BIND makes extensive use of functions in its internal library rather than C library functions. In order to accurately analyze individual files, we needed to annotate the library header files.  The most accurate way to annotate the library would be to iteratively run LCLint on the library and add annotations.  However, the library was extremely large and contains deeply nested call chains.  To avoid the human analysis this would require, we added annotations to some of the library functions without annotating all the dependent functions.  In many cases, we were able to guess preconditions by using comments or the names of function parameters.  For example, several functions took a pointer parameter (p) and another parameter encoding it size (psize), from which we inferred a precondition MaxSet(p) >= (psize – 1).  After annotating selected BIND library functions, we were able to check the chosen files without needing to fully annotate all of BIND.

 

LCLint produces warnings for a series of unguarded buffer writes in the function req_query.  The code in question is called in response to a specific type of query which requests information concerning the domain name server version. BIND appends a response to the buffer containing the query that includes a global string read from a configuration file.  If the default configuration is used, the code is safe because this function is only called with buffers that are large enough to store the response.  However, the restrictions on the safe use of this function are not obvious and could easily be overlooked by someone modifying the code.  Additionally, it is possible that an administrator could reconfigure BIND to use a value for the server version string large enough to make the code unsafe.  The BIND developers agreed that a bounds check should be inserted to eliminate this risk [Andrews01].

 

BIND uses extensive run time bounds checking. This type of defensive programming is important for writing secure programs, but does not guarantee that a program is secure.  LCLint detected a known buffer overflow in a function that used run time checking but specified buffer sizes incorrectly.[10]

 

The function ns_req examines a DNS query and gen­er­ates a response.  As part of its message processing, it looks for a signature and signs its response with the function ns_sign.  LCLint reported that it was unable to satisfy a precondition for ns_sign that requires the size of the message buffer be accurately described by a size parameter.  This precondition was added when we initially annotated the shared library.  A careful hand analysis of this function reveals that to due to careless modification of variables denoting buffer length, it is possible for the buffer length to be specified incorrectly if the message contains a signature but a valid key is not found.  This buffer overflow vulnerability was introduced when a digital signature feature was added to BIND (ironically to increase security).  Static analysis tools can be used to quickly alert programmers to assumptions that are broken by incremental code changes.

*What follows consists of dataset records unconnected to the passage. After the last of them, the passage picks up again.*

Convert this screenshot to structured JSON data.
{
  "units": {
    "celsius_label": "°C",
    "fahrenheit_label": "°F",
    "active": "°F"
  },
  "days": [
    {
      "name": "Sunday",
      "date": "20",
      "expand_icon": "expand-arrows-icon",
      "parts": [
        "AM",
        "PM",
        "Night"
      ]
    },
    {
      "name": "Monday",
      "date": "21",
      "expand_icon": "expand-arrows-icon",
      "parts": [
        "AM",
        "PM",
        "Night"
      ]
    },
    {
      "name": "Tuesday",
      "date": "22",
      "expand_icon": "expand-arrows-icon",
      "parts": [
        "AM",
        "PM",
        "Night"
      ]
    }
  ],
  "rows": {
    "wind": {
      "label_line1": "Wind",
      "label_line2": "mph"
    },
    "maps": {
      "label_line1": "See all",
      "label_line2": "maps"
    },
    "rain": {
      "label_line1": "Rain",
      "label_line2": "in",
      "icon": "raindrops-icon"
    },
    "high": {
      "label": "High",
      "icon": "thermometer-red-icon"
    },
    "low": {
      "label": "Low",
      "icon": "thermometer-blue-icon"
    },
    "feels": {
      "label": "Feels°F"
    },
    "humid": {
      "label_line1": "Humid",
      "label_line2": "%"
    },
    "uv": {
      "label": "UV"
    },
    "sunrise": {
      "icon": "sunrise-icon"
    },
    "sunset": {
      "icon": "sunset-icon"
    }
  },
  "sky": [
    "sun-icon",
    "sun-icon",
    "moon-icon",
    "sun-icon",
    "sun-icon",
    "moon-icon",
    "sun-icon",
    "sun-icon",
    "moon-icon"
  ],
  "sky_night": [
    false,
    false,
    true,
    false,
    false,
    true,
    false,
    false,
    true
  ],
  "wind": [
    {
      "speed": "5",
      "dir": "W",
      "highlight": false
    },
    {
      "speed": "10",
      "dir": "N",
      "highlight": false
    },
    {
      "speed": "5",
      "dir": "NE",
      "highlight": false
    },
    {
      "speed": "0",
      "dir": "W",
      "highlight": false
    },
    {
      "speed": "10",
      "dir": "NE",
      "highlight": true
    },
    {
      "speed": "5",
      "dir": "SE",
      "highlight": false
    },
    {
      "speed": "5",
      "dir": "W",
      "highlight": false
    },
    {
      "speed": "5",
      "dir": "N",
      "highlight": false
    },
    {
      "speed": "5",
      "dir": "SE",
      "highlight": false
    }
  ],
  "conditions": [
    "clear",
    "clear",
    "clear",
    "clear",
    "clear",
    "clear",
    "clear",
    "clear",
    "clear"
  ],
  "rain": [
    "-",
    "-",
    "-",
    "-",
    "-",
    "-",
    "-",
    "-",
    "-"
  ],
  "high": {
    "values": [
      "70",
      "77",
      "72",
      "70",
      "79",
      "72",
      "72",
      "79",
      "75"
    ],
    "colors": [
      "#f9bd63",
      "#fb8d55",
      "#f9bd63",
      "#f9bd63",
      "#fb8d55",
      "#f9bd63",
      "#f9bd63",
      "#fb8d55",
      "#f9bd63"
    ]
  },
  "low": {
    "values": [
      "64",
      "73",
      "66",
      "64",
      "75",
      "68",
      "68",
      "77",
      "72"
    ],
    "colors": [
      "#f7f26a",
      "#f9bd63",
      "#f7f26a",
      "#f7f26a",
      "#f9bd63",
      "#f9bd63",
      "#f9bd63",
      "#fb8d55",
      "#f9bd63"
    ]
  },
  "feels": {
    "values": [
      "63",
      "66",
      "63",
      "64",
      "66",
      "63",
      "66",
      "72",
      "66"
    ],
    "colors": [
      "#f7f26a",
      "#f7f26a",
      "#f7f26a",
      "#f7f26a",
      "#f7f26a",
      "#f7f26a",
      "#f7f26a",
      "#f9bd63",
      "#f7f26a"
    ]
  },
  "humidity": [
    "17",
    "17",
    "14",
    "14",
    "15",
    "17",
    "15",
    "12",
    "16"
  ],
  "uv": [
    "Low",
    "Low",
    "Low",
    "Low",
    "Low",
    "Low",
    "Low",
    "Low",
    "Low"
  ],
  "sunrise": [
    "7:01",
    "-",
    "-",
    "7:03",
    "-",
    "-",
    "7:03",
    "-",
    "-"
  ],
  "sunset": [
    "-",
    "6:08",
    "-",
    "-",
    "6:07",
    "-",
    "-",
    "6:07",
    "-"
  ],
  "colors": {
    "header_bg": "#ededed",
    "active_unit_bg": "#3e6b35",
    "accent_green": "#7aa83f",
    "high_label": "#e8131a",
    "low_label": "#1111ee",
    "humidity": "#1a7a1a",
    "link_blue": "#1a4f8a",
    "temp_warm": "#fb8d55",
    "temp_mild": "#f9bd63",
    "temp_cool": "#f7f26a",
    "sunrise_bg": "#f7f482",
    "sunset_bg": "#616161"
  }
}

                               

Based on our case studies, we believe that LCLint is a useful tool for improving the security of programs.  It does not detect all possible buffer overflow vulnerabilities, and it can generate spurious warnings.  In practice, however, it provides programmers concerned about security vulnerabilities with useful assistance, even for large, complex programs.  In addition to aiding in the detection of exploitable buffer overflows, the process of adding annotations to code encourages a disciplined style of programming and produces programs that include reliable and precise documentation.

5.      Implementation

Our analysis is implemented by combining traditional compiler data flow analyses with constraint generation and resolution.  Programs are analyzed at the function level; all interprocedural analyses are done using the information contained in annotations.